Beetle battle in forest may intensify |

Beetle battle in forest may intensify

Matt Terrell
Vail correspondent
Aspen, CO Colorado
A car travels under trees killed by pine beetles along Tigiwon Road in Minturn, near Vail. The Forest Service is planning to clear some areas to reduce the risk of fire and help grow new trees. The beetle outbreak also poses a threat to the look of the forest in the Roaring Fork Valley; see this week's Aspen Times Weekly for details. (Shane Macomber/Vail Daily)

EAGLE COUNTY ” Mary Ross sees the point in clearing the beetle-killed pine trees surrounding the high-dollar buildings in Vail.

But as she started up the Grouse Lake trail near Minturn Thursday and saw where acres of trees may be cut down and cleared in next few years, she had a tough time understanding why.

“There’s nothing here. I don’t understand the need yet,” she said. “Why cut them all down here?”

The U.S Forest Service is indeed looking to become more aggressive in its quest to help the valley through a destructive mountain pine beetle outbreak.

A proposed pine beetle plan, called the Upper Eagle River Beetle Salvage Project, is aiming to salvage 2,300 acres of dead and drying trees before they fall to the ground.

Doing this will allow the Forest Service to sell still usable wood, keep dead and more easily ignited trees off the ground and start growing a new forest, officials say.

Doing this though will require extensive “clear cutting,” which, like it sounds, means cutting down all the trees in an area, leaving large pockets of open space in the treated areas of the forest.

This aggressive type of cutting has often been a tough sell to some of your average, tree loving citizens. Why clear cut here, and why do anything at all?

Clear-cutting is not a passive way of managing a forest. But at this point in the pine beetle outbreak, just thinning a forest won’t work, officials say.

“If only dead and infested trees are removed, the remaining trees would soon become infested themselves or blow down,” said Jan Burke, a tree expert with the Forest Service.

In the areas slated for cutting, most of the trees are already dead or dying. Within 3 to 5 years of dying, a lodgepole pine is so deteriorated and dry that it can’t be sold as commercial lumber. It’s a lost opportunity that can be seen in the fields of dead, useless trees turned down by loggers in the Williams Fork area.

The dead trees left behind shed their needles and branches and then fall to the forest floor. The pines, filled with sticky, combustible pitch, make great fuel for wildfires.

The Forest Service would rather take advantage of those trees and sell them to recover some of the costs of regrowing a new forest.

When dead trees are covering the forest floor, blocking sunlight, it also makes it more difficult for new ones to start growing.
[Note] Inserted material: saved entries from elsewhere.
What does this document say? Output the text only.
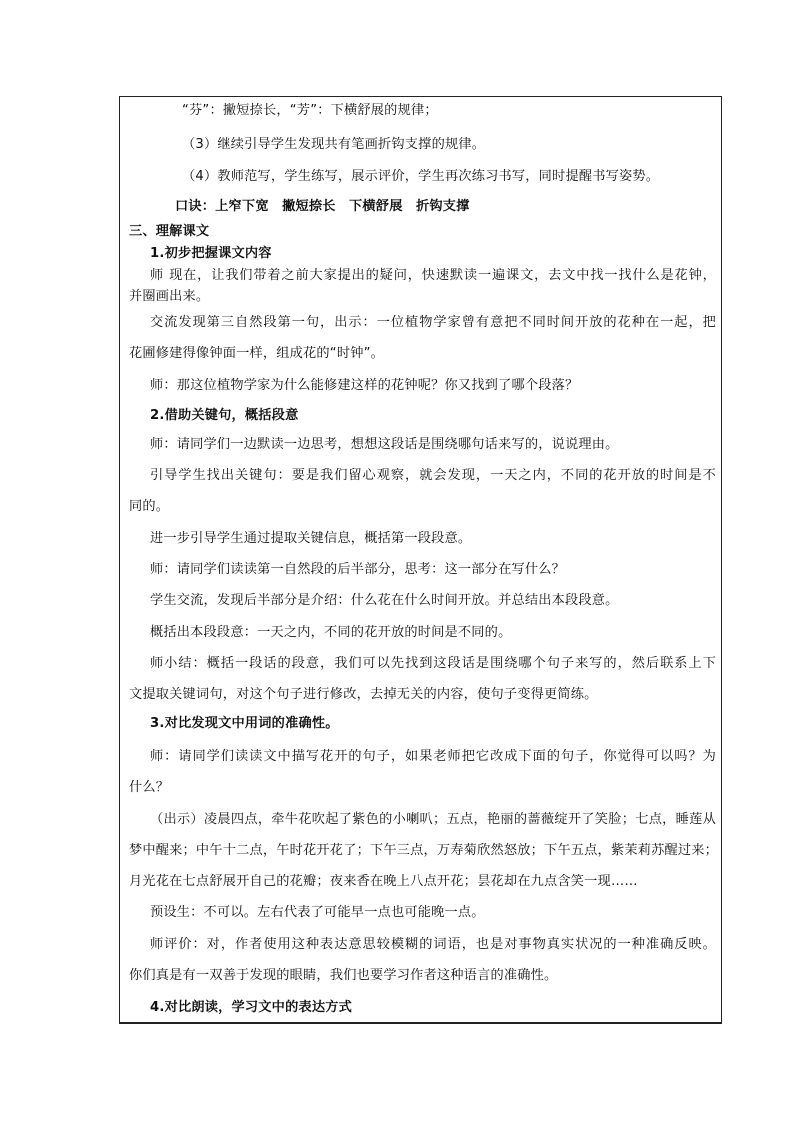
“芬”：撇短捺长，“芳”：下横舒展的规律；
（3）继续引导学生发现共有笔画折钩支撑的规律。
（4）教师范写，学生练写，展示评价，学生再次练习书写，同时提醒书写姿势。
口诀：上窄下宽　撇短捺长　下横舒展　折钩支撑
三、理解课文
1.初步把握课文内容
师 现在，让我们带着之前大家提出的疑问，快速默读一遍课文，去文中找一找什么是花钟，
并圈画出来。
交流发现第三自然段第一句，出示：一位植物学家曾有意把不同时间开放的花种在一起，把
花圃修建得像钟面一样，组成花的“时钟”。
师：那这位植物学家为什么能修建这样的花钟呢？你又找到了哪个段落？
2.借助关键句，概括段意
师：请同学们一边默读一边思考，想想这段话是围绕哪句话来写的，说说理由。
引导学生找出关键句：要是我们留心观察，就会发现，一天之内，不同的花开放的时间是不
同的。
进一步引导学生通过提取关键信息，概括第一段段意。
师：请同学们读读第一自然段的后半部分，思考：这一部分在写什么？
学生交流，发现后半部分是介绍：什么花在什么时间开放。并总结出本段段意。
概括出本段段意：一天之内，不同的花开放的时间是不同的。
师小结：概括一段话的段意，我们可以先找到这段话是围绕哪个句子来写的，然后联系上下
文提取关键词句，对这个句子进行修改，去掉无关的内容，使句子变得更简练。
3.对比发现文中用词的准确性。
师：请同学们读读文中描写花开的句子，如果老师把它改成下面的句子，你觉得可以吗？为
什么？
（出示）凌晨四点，牵牛花吹起了紫色的小喇叭；五点，艳丽的蔷薇绽开了笑脸；七点，睡莲从
梦中醒来；中午十二点，午时花开花了；下午三点，万寿菊欣然怒放；下午五点，紫茉莉苏醒过来；
月光花在七点舒展开自己的花瓣；夜来香在晚上八点开花；昙花却在九点含笑一现……
预设生：不可以。左右代表了可能早一点也可能晚一点。
师评价：对，作者使用这种表达意思较模糊的词语，也是对事物真实状况的一种准确反映。
你们真是有一双善于发现的眼睛，我们也要学习作者这种语言的准确性。
4.对比朗读，学习文中的表达方式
Clear cutting makes growing new pines and aspen much easier, Burke said.

With this project only clearing out a small fraction of the White River National Forest, and with foresters saying that a large scale wildfire is inevitable, will all this work really help much in case of the big fire? If the work isn’t directly surrounding a town, why not let nature take care of itself?

The proposed areas for treatment include Indian Creek north of Vail and the West Grouse, Tigiwon and Yoder areas south of Minturn along Highway 24.

While these areas aren’t in people’s back yards like in the Vail forest health project, the Grouse Lake area is in fact closely behind Minturn, and all the proposed areas are parts of important watersheds.

“It’s not just towns we’re trying to protect from fire” these are critical watersheds,” said Cal Wettstein, resources and planning staff officer for the White River National Forest. “The Indian Creek area, the Tigiwon area, those could be highly impacted areas.”

The Forest Service admits that yes, these areas are tiny compared to how large the White River National Forest is. They still see the need to do what they can where they can.

“In the big scheme of things, when they do burn, we want to decrease the severity,” Wettstein said. “It is a small area, but where we can affect a positive change, we will.”